Un par de meses más tarde, el 18 de junio, consiguió obtener una cita con el traumatólogo del Hospital Universitario de Burgos (HUBU). Sin embargo, el especialista la echó diciendo que ellos no atendían a «lumbociatalgias», el mismo diagnóstico que le había ofrecido su médico de cabecera, y la derivó a rehabilitación, dándole una cita para marzo del 2021. 

Tras salir de la consulta, ya desesperada porque los dolores no remitían, visitó las Urgencias del mismo hospital. Allí le dijeron que tenía una «tendinitis isquiotibial». Dos días después acudió a las Urgencias del Hospital de Cruces, en Bilbao, donde volvieron a diagnosticarle lumbalgia y pusieron en duda que hubiera perdido peso. «Le llegaron a reprochar que acudiera en mitad de la pandemia», ha manifestado su hermana sobre las dos inútiles visitas que hizo Sonia. 

Tras insistir sin parar a su médico de cabecera finalmente este le pidió una analítica para el 9 de julio. Cuatro días más tarde es ella la que volvió a llamar al doctor para pedir los resultados y él le dijo que debía ir al hospital porque probablemente necesitaría una transfusión tras ver una anemia muy grave. 

Ese mismo día acudió a su centro de salud y se quedó ingresada allí y es entonces cuando le dieron un informe con todos los síntomas reflejados, para en los días posteriores, confirmar las malas noticias. Los médicos le dijeron que padecía un cáncer de colon con metástasis y Sonia ya no volvió a salir del hospital.

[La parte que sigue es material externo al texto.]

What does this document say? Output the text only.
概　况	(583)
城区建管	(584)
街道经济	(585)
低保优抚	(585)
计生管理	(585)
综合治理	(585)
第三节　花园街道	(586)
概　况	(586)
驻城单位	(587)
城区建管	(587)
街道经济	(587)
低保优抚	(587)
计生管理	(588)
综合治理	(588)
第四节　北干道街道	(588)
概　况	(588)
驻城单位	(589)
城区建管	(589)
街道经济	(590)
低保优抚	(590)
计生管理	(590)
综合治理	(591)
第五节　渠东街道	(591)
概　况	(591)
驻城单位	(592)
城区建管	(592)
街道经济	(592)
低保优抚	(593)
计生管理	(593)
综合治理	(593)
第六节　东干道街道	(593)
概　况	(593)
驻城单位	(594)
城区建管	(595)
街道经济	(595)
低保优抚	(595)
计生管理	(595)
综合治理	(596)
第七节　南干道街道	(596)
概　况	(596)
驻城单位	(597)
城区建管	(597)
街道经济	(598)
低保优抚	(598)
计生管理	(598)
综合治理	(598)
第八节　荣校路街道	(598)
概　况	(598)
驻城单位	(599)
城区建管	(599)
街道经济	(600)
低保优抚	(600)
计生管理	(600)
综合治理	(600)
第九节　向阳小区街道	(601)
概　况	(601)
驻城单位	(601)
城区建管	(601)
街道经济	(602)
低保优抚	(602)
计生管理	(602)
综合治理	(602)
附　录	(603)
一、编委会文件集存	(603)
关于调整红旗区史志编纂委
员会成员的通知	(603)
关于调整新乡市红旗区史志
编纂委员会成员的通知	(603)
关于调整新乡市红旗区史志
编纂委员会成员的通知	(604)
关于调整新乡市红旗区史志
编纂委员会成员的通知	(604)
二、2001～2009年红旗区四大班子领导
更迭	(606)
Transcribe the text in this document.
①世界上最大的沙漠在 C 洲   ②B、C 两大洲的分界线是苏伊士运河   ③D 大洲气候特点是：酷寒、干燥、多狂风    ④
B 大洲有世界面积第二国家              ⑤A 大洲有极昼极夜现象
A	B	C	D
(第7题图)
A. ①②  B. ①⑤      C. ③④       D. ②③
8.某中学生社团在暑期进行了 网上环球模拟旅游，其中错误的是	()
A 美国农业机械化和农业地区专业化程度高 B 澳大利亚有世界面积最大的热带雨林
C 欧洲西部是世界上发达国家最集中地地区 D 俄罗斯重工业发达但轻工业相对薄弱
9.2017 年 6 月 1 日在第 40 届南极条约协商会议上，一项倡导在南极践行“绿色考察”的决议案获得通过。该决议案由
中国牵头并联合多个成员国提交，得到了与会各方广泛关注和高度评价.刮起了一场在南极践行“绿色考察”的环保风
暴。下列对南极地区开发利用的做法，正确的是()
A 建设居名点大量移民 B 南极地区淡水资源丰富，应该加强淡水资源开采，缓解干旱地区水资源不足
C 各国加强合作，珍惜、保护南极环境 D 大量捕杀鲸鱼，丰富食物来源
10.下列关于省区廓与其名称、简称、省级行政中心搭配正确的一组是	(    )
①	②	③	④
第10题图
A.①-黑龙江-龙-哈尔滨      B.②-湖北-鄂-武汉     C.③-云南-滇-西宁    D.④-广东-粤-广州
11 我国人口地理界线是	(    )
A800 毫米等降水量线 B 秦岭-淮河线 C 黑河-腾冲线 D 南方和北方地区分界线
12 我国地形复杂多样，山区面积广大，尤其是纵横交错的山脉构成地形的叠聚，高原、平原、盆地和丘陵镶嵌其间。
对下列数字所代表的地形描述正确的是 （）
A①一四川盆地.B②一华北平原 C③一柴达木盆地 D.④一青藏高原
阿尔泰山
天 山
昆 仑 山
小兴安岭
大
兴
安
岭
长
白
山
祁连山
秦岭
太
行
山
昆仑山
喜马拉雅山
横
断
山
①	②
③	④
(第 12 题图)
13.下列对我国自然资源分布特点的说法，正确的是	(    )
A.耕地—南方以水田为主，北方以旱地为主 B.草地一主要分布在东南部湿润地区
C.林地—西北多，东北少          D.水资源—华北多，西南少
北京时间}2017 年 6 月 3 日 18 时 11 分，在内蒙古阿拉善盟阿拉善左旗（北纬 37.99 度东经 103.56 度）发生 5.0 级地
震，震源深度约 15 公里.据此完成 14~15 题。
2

Falleció el 13 de agosto por diferentes complicaciones derivadas de su grave afección. 

Tras todo el sufrimiento y la falta de atención por parte de los doctores y los centros médicos, la familia de Sonia ha presentado quejas en atención al paciente y se ha puesto en contacto con un abogado para conocer las posibilidades de denunciar lo que consideran una deficiente Atención Primaria que se agravó tras su paso por el especialista del Hospital Universitario de Burgos. 

La enfermedad de Sonia era muy grave y quizás podría no haber sobrevivido más allá de agosto, pero a lo mejor sí que podría estar viva si el diagnóstico hubiera llegado con tiempo y se hubiera aplicado el tratamiento adecuado. «Se dejó perder un tiempo precioso, crucial, que quizás, nunca lo sabremos, hubiera alargado su vida».

«Mi hermana no aparecerá en ninguna estadística, pero sin duda ha sido una víctima de la COVID. Y también lo ha sido, cuánto me duele, de quien nunca debió llevar una bata blanca».